Да только Кайя оказалась нужнее и дороже любого братства. И можно было сколько угодно уговаривать себя, что она тоже друг, еще и более близкий, чем Кедде, да только друзей не хватают за руку так, словно в них сосредоточен весь смысл жизни. Не ищут взглядом их взгляд, чтобы в сотый раз замереть от чего-то неведомого, а потом ощутить, как радость заполняет существо. Не смущаются от их внимания и не тоскуют из-за их небрежности.
И не ревнуют.
Вилхе же не просто ревновал, он себя забывал от накатывающей волнами ненависти к Кедде и обреченности из-за выбора Кайи. Теперь-то уже стало понятно, кто ей нужен на самом деле. Вилхе сомневался до последнего, цепляясь за надежду и отказываясь признавать очевидное. Даже реакцию Кайи на шуточки Беаты о ее влюбленности в Кедде предпочел пропустить мимо ушей, памятуя о богатой фантазии кузины. Но когда в руках Кайи мелькнул кинжал с рукояткой в виде дракона…
Они с Кедде услышали призывный сигнал его свистка, когда веселье в стане циркачей было в самом разгаре и подсадные посыльные едва успевали сновать от одного пировальщика к другому с кувшинами эля. По расчетам, полная тишина у городских стен должна была установиться в течение получаса, но троекратное кряканье в очередной раз сорвало все планы. Вилхе еще переглянулся с Кедде, решая, что делать, а потом стремглав бросился на помощь.

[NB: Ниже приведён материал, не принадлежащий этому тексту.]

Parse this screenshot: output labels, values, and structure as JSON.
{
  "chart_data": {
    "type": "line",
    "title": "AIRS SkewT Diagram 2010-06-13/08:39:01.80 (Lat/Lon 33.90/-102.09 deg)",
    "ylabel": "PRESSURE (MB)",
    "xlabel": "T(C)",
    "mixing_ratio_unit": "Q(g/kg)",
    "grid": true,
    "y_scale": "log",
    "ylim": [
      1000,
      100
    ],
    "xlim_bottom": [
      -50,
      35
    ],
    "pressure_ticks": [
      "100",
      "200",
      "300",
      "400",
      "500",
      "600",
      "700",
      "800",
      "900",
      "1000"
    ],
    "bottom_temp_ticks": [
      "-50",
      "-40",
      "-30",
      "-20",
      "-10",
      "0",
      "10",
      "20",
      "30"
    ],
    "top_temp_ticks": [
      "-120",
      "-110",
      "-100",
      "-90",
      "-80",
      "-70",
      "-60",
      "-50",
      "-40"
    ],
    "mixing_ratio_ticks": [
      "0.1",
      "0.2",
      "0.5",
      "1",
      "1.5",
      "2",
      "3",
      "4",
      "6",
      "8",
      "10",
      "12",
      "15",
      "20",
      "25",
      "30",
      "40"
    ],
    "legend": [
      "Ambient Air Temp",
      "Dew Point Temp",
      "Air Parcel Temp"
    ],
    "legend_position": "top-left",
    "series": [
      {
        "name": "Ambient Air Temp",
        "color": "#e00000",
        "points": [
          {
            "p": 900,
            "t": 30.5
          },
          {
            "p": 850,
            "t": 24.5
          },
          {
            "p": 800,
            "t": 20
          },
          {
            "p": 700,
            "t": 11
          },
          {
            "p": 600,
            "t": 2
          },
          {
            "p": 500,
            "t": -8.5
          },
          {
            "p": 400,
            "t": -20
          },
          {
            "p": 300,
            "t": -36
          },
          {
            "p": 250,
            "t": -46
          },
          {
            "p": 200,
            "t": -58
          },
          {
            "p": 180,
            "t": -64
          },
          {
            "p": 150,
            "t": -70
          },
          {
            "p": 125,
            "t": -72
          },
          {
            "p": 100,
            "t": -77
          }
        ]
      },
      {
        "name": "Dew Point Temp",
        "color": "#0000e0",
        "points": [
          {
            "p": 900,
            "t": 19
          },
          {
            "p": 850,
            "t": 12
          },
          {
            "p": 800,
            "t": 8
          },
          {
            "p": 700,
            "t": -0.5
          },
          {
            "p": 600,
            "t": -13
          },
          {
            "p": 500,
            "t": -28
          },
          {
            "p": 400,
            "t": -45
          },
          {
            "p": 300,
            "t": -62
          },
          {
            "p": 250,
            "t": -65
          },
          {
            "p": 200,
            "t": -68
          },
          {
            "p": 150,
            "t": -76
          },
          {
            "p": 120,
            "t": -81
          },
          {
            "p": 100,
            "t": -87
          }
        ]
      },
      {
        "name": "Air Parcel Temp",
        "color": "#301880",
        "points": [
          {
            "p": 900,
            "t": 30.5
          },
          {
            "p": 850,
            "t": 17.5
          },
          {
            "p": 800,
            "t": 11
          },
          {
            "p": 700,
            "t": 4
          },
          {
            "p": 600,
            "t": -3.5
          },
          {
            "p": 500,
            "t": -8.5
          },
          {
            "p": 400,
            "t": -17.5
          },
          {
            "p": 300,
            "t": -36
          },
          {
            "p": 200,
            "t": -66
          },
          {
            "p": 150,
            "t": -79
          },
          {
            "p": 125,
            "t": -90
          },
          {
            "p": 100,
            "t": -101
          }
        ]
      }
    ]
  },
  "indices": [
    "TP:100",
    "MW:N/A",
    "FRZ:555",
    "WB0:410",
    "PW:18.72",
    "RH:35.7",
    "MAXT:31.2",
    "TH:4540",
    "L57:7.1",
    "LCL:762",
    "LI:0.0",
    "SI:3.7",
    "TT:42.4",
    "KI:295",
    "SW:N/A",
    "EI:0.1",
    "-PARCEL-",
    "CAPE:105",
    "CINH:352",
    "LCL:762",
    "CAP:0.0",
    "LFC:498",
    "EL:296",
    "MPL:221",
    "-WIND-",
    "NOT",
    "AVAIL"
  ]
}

Открывшаяся в большом шатре картина живо напомнила события десятилетней давности, когда отец точно из такой же клетки высвобождал бездыханного Дарре; и чувства породила те же самые: гнев, ужас, ненависть. Скольких драконышей Вилхе уже освободил, а так и не смог ни привыкнуть к творимым людьми жестокостям, ни понять, как можно измываться над детьми.
Таких мальцов, как нынче, Вилхе еще не видел. В груди подернулось холодом, когда он подумал о том, что за свою короткую жизнь уже пережил этот драконыш. Но времени на слабость не оставалось: надо было как можно скорее вытащить пленника из его темницы и свалить из этой обители зла подобру-поздорову. Ключ от клетки нашелся на шее у бессознательно горбуна, и Кайя с какой-то неожиданной для Вилхе жесткостью перерезала шнурок тем самым кинжалом, который так поразил его воображение. Даже ее слова: «Жаль, что не промахнулась» — не возымели такого действия, как рукоять с головой ящера.